KIO-301 presents an exciting and novel approach to possibly restore meaningful vision back to patients with inherited retinal diseases. It is a first-in-class therapeutic with the potential to restore vision across several inherited retinal diseases, regardless of underlying gene mutations, in an easy to deliver and cost conscious approach.

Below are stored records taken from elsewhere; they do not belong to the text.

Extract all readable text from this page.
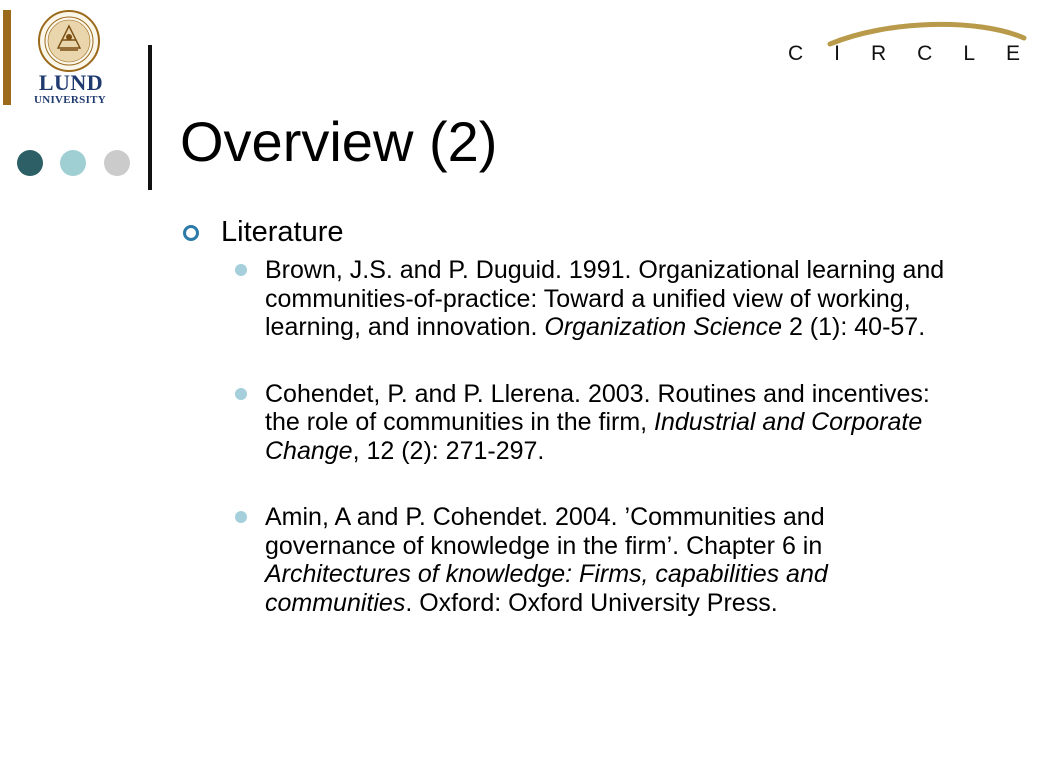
LUND
UNIVERSITY
CIRCLE
Overview (2)
Literature
Brown, J.S. and P. Duguid. 1991. Organizational learning and communities-of-practice: Toward a unified view of working, learning, and innovation. Organization Science 2 (1): 40-57.
Cohendet, P. and P. Llerena. 2003. Routines and incentives: the role of communities in the firm, Industrial and Corporate Change, 12 (2): 271-297.
Amin, A and P. Cohendet. 2004. ’Communities and governance of knowledge in the firm’. Chapter 6 in Architectures of knowledge: Firms, capabilities and communities. Oxford: Oxford University Press.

Kiora Pharmaceuticals is a clinical-stage biotechnology company developing and commercializing products for the treatment of ophthalmic diseases. KIO-301 is being developed for the treatment of retinitis pigmentosa. It is a molecular photoswitch that has the potential to restore vision in patients with inherited and/or age-related retinal degeneration. KIO-101 is being developed for the treatment of the Ocular Presentation of Rheumatoid Arthritis (OPRA). It is a next-generation, non-steroidal, immuno-modulatory and small molecule inhibitor of Dihydroorotate Dehydrogenase (DHODH) with what Kiora believes is best-in-class picomolar potency and a validated immune modulating mechanism (blocks T cell proliferation and proinflammatory cytokine release) designed to overcome the off-target side effects and safety issues associated with commercially available DHODH inhibitors. In addition, Kiora is developing KIO-201, a chemically cross-linked form of the natural polymer hyaluronic acid, designed to accelerate corneal wound healing.

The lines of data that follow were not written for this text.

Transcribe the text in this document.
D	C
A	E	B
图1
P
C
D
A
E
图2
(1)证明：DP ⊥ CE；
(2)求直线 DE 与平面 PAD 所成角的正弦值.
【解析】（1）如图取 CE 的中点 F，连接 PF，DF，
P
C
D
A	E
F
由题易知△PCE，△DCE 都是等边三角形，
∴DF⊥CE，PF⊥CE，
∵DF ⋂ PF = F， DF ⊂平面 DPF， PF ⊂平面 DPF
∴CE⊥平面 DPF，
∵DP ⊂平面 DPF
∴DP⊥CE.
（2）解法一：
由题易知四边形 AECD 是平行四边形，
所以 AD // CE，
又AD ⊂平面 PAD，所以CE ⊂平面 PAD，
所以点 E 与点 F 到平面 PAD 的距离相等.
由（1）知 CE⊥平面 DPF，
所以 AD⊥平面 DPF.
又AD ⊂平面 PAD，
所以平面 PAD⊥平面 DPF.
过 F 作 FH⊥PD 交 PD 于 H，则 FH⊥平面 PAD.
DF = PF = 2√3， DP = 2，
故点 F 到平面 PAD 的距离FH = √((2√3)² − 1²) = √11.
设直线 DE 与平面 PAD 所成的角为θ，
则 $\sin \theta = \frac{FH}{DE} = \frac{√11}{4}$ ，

Forward-Looking Statements
Some of the statements in this press release are "forward-looking" and are made pursuant to the safe harbor provision of the Private Securities Litigation Reform Act of 1995. These "forward-looking" statements include statements relating to, among other things, the amount of any additional research and development tax incentive credits that Kiora may be eligible to receive, the ability of KIO-301 to restore visual function in patients with retinitis pigmentosa, the potential for KIO-301 to address other eye diseases, the development and commercialization efforts and other regulatory or marketing approval efforts pertaining to Kiora's development-stage products, including KIO-201, as well as the success thereof, with such approvals or success may not be obtained or achieved on a timely basis or at all. These statements involve risks and uncertainties that may cause results to differ materially from the statements set forth in this press release, including, among other things, the ability to conduct clinical trials on a timely basis, market and other conditions and certain risk factors described under the heading "Risk Factors" contained in Kiora's Annual Report on Form 10-K filed with the SEC on March 23, 2023 or described in Kiora's other public filings. Kiora's results may also be affected by factors of which Kiora is not currently aware. The forward-looking statements in this press release speak only as of the date of this press release. Kiora expressly disclaims any obligation or undertaking to release publicly any updates or revisions to such statements to reflect any change in its expectations with regard thereto or any changes in the events, conditions, or circumstances on which any such statement is based, except as required by law.